- Born: Scarlett Kate Freud Curtis 21 June 1995 (age 31) London, England
- Citizenship: United Kingdom
- Occupation: Writer
- Parents: Richard Curtis (father); Emma Freud (mother);
- Relatives: Freud family
- Writing career
- Notable works: Feminists Don't Wear Pink & Other Lies
- Notable awards: Young Adult Book of the Year 2018 National Book Award
- Website: scarlettcurtis.com

= Scarlett Curtis =

English activist and writer (born 1995)

Scarlett Kate Freud Curtis (born 21 June 1995) is an English activist and writer.

==Biography==
Curtis was born on 21 June 1995 in London. She is the daughter of screenwriter Richard Curtis and broadcaster Emma Freud, and she is also a great-great-granddaughter of Austrian neurologist Sigmund Freud. In 2003, she made a brief cameo in her father's film Love Actually, playing Lobster Number 2 in the school nativity concert. She began her career as a blogger and has written for The Guardian, Elle magazine, The Times and The Telegraph.
Curtis was the Sunday Times Style 'Gen-Z' columnist from 2016 to 2018.

==Activism==
In 2017, Curtis founded feminist activist collective The Pink Protest. The Pink Protest and Amika George organised the #FreePeriods campaign to fight period poverty. They have also campaigned with anti-female genital mutilation activist Nimco Ali and The Five Foundation to successfully include female genital mutilation in the Children Act (1989).

Appearing on Good Morning Britain in 2018 together with fiction author Adele Parks, Curtis suggested that Disney films and fairy tales should be rewritten, saying that they represent an "unrealistic expectation" of life and that Aladdin was racist. Parks disagreed with Curtis on the show, saying that she "wouldn’t want our history rewritten."

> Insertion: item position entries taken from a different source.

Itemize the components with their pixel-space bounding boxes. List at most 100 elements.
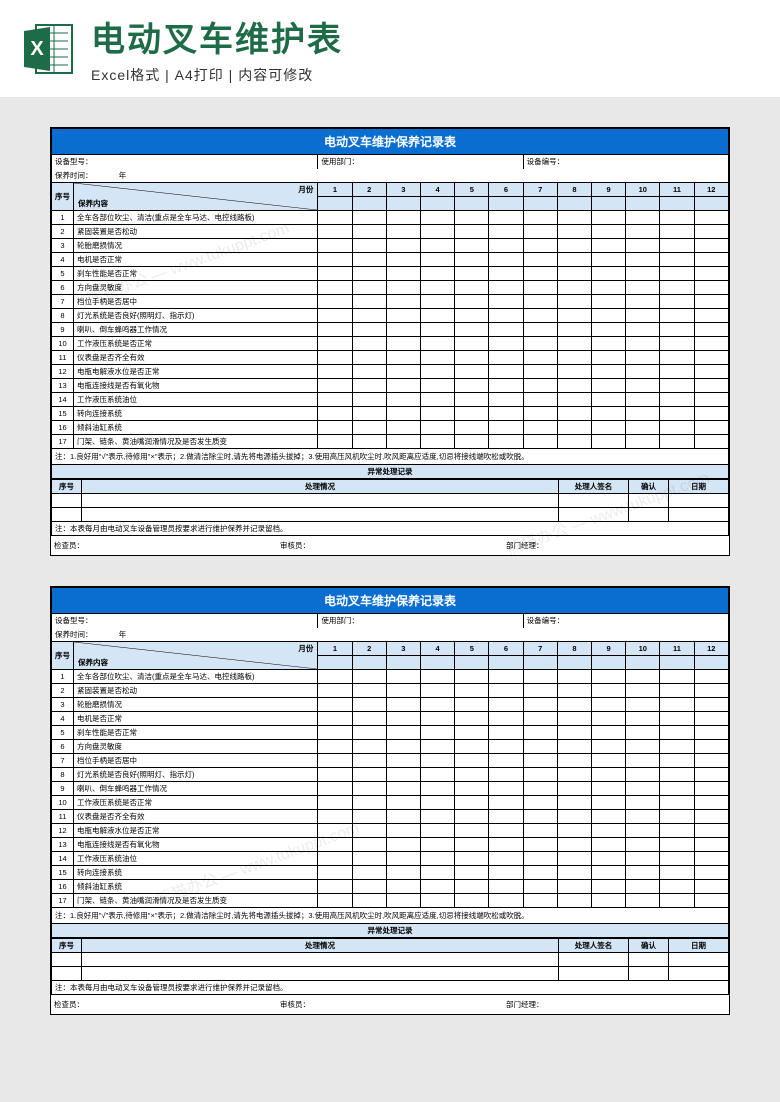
check-cell[interactable] [420,351,454,365]
check-cell[interactable] [557,393,591,407]
check-cell[interactable] [318,379,352,393]
check-cell[interactable] [352,670,386,684]
check-cell[interactable] [592,225,626,239]
check-cell[interactable] [626,351,660,365]
check-cell[interactable] [592,351,626,365]
check-cell[interactable] [420,323,454,337]
check-cell[interactable] [592,670,626,684]
check-cell[interactable] [592,866,626,880]
check-cell[interactable] [523,267,557,281]
check-cell[interactable] [660,225,694,239]
check-cell[interactable] [489,379,523,393]
check-cell[interactable] [489,740,523,754]
check-cell[interactable] [318,309,352,323]
check-cell[interactable] [592,684,626,698]
check-cell[interactable] [352,796,386,810]
check-cell[interactable] [694,852,728,866]
check-cell[interactable] [660,435,694,449]
check-cell[interactable] [489,407,523,421]
check-cell[interactable] [592,698,626,712]
check-cell[interactable] [352,351,386,365]
check-cell[interactable] [489,894,523,908]
check-cell[interactable] [660,323,694,337]
check-cell[interactable] [352,393,386,407]
check-cell[interactable] [592,407,626,421]
check-cell[interactable] [626,393,660,407]
check-cell[interactable] [352,253,386,267]
check-cell[interactable] [557,782,591,796]
check-cell[interactable] [694,712,728,726]
check-cell[interactable] [557,337,591,351]
check-cell[interactable] [660,281,694,295]
check-cell[interactable] [557,309,591,323]
check-cell[interactable] [420,754,454,768]
check-cell[interactable] [660,295,694,309]
check-cell[interactable] [455,754,489,768]
check-cell[interactable] [420,726,454,740]
check-cell[interactable] [592,435,626,449]
check-cell[interactable] [489,824,523,838]
check-cell[interactable] [318,670,352,684]
check-cell[interactable] [523,866,557,880]
check-cell[interactable] [420,824,454,838]
check-cell[interactable] [660,351,694,365]
check-cell[interactable] [523,295,557,309]
check-cell[interactable] [626,796,660,810]
check-cell[interactable] [318,351,352,365]
check-cell[interactable] [626,211,660,225]
check-cell[interactable] [420,740,454,754]
check-cell[interactable] [420,698,454,712]
check-cell[interactable] [386,712,420,726]
check-cell[interactable] [420,866,454,880]
check-cell[interactable] [523,351,557,365]
check-cell[interactable] [694,810,728,824]
check-cell[interactable] [523,281,557,295]
check-cell[interactable] [523,337,557,351]
check-cell[interactable] [523,435,557,449]
check-cell[interactable] [352,337,386,351]
check-cell[interactable] [660,393,694,407]
check-cell[interactable] [455,295,489,309]
check-cell[interactable] [626,684,660,698]
check-cell[interactable] [352,894,386,908]
check-cell[interactable] [592,309,626,323]
check-cell[interactable] [694,754,728,768]
check-cell[interactable] [352,267,386,281]
check-cell[interactable] [455,393,489,407]
check-cell[interactable] [557,211,591,225]
check-cell[interactable] [694,211,728,225]
check-cell[interactable] [386,211,420,225]
check-cell[interactable] [386,740,420,754]
check-cell[interactable] [318,323,352,337]
check-cell[interactable] [592,323,626,337]
check-cell[interactable] [352,712,386,726]
check-cell[interactable] [318,267,352,281]
check-cell[interactable] [420,309,454,323]
check-cell[interactable] [455,670,489,684]
check-cell[interactable] [489,684,523,698]
check-cell[interactable] [626,253,660,267]
check-cell[interactable] [352,407,386,421]
check-cell[interactable] [694,337,728,351]
check-cell[interactable] [455,379,489,393]
check-cell[interactable] [626,239,660,253]
check-cell[interactable] [694,365,728,379]
check-cell[interactable] [626,894,660,908]
check-cell[interactable] [557,852,591,866]
check-cell[interactable] [523,253,557,267]
check-cell[interactable] [557,866,591,880]
check-cell[interactable] [660,379,694,393]
check-cell[interactable] [420,880,454,894]
check-cell[interactable] [489,435,523,449]
check-cell[interactable] [352,768,386,782]
check-cell[interactable] [352,365,386,379]
check-cell[interactable] [557,712,591,726]
check-cell[interactable] [318,239,352,253]
check-cell[interactable] [489,225,523,239]
check-cell[interactable] [694,239,728,253]
check-cell[interactable] [386,698,420,712]
check-cell[interactable] [694,824,728,838]
check-cell[interactable] [420,435,454,449]
check-cell[interactable] [626,852,660,866]
check-cell[interactable] [489,726,523,740]
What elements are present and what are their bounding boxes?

Curtis, writing in the BBC about whether feminism is done, answers that in order for that to happen, the future needs to be female, with boys in skirts, and girls in spaceships, and that activists are "dreaming up and writing [this] into reality every day".

==Publications==
In 2018, Curtis curated the Penguin anthology Feminists Don't Wear Pink & Other Lies, a collection of essays by 52 women on what feminism means to them, featuring essays by Keira Knightley, Alaa Murabit, Saoirse Ronan and others. All royalties from the book went to the United Nations Foundation charity Girl Up. Feminists Don't Wear Pink & other lies became a Sunday Times bestseller for two consecutive weeks after publication. The book also won the 2018 National Book Award for Young Adult Book of the Year and was nominated for a 2019 British Book Award. The book hit national headlines when Topshop proprietor Sir Philip Green dismantled a promotional display in the branch at Oxford Circus, London. Curtis launched the hashtag #PinkNotGreen following the event. She is also the host of the Feminists Don't Wear Pink podcast.

In October 2021, it was reported that an anthology television show based on the book and titled Girls Can't Shoot (& Other Lies) will be produced by Mark Gordon Pictures and executive produced by Curtis and Saoirse Ronan.
 The announced cast includes Beanie Feldstein, Michaela Jaé Rodriguez, Kat Dennings, Jameela Jamil and Lolly Adefope.

In 2019, Curtis curated the Penguin anthology It's Not OK to Feel Blue & Other Lies, a collection of essays by 74 people on what mental health means to them. In November 2019, Curtis was presented with the second annual Changemaker Award for young activists by Equality Now.

==Recognition==
She was recognised as one of the BBC's 100 women of 2019.